Ömer Muhtarın yirmi yıllık mücadelesinden sonra esir düştüğünde, İtalyan komutanın kendisini teslimiyete ve işbirliğine davet etmesine verdiği “Ben Cellâtlarımdan Çok Yaşayacağım” cevabını teşkil eden cümledir.
Evet......
Unutulmamalıdır ki, tarih boyunca “haklılar daima cellâtlarından çok yaşamışlardır” tıpkı Ömer Muhtar’ın İtalyan komutana söylediği gibi.
Haklı olan, inancında sebat ettiği müddetçe güçlüdür ve cellâttan uzun yaşar. İki dik durandan biri Berit dağlarında şehid edilmesine rağmen cellâtlarından daha diridir ve yaşamaya devam ediyor.

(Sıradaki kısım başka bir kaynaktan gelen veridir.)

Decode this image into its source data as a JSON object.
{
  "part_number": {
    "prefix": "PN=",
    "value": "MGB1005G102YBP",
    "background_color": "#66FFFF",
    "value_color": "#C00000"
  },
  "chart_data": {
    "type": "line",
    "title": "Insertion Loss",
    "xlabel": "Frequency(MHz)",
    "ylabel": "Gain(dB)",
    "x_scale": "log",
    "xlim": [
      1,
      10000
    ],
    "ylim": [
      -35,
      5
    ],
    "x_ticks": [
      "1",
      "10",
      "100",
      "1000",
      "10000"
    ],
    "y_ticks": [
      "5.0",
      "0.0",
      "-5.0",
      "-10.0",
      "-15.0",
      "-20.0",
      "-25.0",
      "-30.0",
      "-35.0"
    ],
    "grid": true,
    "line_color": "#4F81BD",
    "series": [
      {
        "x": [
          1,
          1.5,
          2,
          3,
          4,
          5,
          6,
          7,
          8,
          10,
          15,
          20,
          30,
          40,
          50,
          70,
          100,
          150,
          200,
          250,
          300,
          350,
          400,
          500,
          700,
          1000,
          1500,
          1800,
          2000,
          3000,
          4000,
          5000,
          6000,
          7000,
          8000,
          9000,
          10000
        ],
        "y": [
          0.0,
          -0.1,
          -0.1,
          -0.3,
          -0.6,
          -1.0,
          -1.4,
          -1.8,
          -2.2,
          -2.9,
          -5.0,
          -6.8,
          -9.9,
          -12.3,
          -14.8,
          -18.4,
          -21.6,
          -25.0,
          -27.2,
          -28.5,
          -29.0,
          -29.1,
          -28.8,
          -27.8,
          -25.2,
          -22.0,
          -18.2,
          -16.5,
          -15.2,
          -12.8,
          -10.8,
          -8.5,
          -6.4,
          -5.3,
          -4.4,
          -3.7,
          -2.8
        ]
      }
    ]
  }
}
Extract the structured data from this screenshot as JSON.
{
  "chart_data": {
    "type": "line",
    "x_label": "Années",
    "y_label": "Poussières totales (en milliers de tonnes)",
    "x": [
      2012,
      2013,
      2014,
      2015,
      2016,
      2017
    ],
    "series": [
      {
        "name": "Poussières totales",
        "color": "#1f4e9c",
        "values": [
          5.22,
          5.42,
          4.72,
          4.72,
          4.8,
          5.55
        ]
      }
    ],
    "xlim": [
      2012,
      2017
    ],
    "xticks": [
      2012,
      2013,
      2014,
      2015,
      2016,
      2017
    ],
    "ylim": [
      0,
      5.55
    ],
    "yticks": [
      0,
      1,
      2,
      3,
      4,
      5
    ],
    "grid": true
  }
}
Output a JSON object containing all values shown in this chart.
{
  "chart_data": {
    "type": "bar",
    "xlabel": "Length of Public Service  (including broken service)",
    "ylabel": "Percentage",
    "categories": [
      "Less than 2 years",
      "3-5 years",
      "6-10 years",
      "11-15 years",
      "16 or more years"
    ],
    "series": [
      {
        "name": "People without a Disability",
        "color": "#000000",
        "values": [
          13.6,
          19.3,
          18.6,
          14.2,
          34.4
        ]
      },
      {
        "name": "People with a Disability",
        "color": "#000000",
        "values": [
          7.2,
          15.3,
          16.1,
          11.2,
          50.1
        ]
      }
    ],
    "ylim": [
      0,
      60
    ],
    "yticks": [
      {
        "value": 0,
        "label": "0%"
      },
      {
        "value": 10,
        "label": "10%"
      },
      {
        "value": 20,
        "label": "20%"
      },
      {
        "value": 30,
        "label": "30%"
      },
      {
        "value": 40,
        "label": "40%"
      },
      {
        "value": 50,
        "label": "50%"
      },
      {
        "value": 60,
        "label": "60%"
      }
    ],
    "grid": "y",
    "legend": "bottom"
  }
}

Diğeri de bütün tuzaklara rağmen cellâtlardan uzun yaşayacaktır.
Zulüm on yıllarca da sürse zalimler abad olmaz ve olmayacaklardır.
On yıllardır sürdürülen zulme rağmen örtülüler, okulundan atılanlar, işinden edilenler, aşından mahrum bırakılanlar, fişlenenler haklılar. Fişleyenler, andıçlayanlar ve sessiz kalanlar haksızdır ve cellâtlar konumundadır.
Ve....
Örtülüler, İslamî inanışa sahipliğinden ve yaşayışından dolayı mağdur olanlar, İmam- Hatip mezunu oluşundan dolayı memuriyetten tard edilenler, Kur’anı öğrenmesi yasaklananlar cellâtlarından uzun yaşayacaklardır. Tapınakçıların emrine girip cellâtlaşan bütün taifelere ve korkaklara rağmen.
Tarih, cellad’a dönüşen pek çok taife ve mensubuna rağmen haklı olanların çok yaşadığına şahit olmuştur.
Dün Allahsızlar Cemiyeti kuran nemrutlar, Leninler, Stalinler, firavunlardan oluşan cellâtlar nasıl mağdurlar ve mazlumlar karşısında yok olmuşlarsa, yerli cellâtlar da iplerini çektikleri mazlumlar karşısında yok olup gideceklerdir.
Bugün büyük tapınağın emir kulu ve şövalyesi olan “yerli görünümlü” taife cellâtlığının bedelini ödeyecektir. Bu ilahi adaletin gereğidir.
İlahi adalet, ilkelerini ve ülkülerini terk ederek zalimlerin maşalığına dönüşen nice cellâdın esamisinin okunmadığını bize göstermiştir.
İlahi adaletin tecellisinden ne “yerli görünümlü” taife ne “dönme” anaları, ne de seksenlik nemrut danişleri bu akıbetten kurtaramayacaktır.
Haksızlığa boyun eğen, haksızlığa piyon ve maşa olarak cellâtlaşan “yerli görünümlüler hem haklarını hem de şereflerini kaybetmişlerdir. Artık iflahları mümkün değildir. Bir zamanların meşhur benzetmesiyle “pınar suyuna lağım suyu karışmış ve pınar suyu lağıma dönüşmüştür.” Lağıma karışmalarından beri her şeyleriyle mülevves olmuştur tapınakçı maşaları.
Tavandaki mülevveslik tabana tam sirayet etmeden -her şeye rağmen- özünde pınarlık kalmış olanlara ve Türkiye’deki tüm iyi insanlara bir tek tavsiyemiz vardır.
Bir an önce lağımlardan kurtulmaya çalışınız. Lağımlaşan tavanınızı hortumcuları, soyguncuları, danişleri, “dönme” anaları ve tapınaklarıyla birlikte yokluğa mahkûm ediniz. Onların piyonu olacağınıza cellâtlara karşı mağdurlarla hareket ediniz ki, sizlerde cellâtlardan uzun yaşayasınız.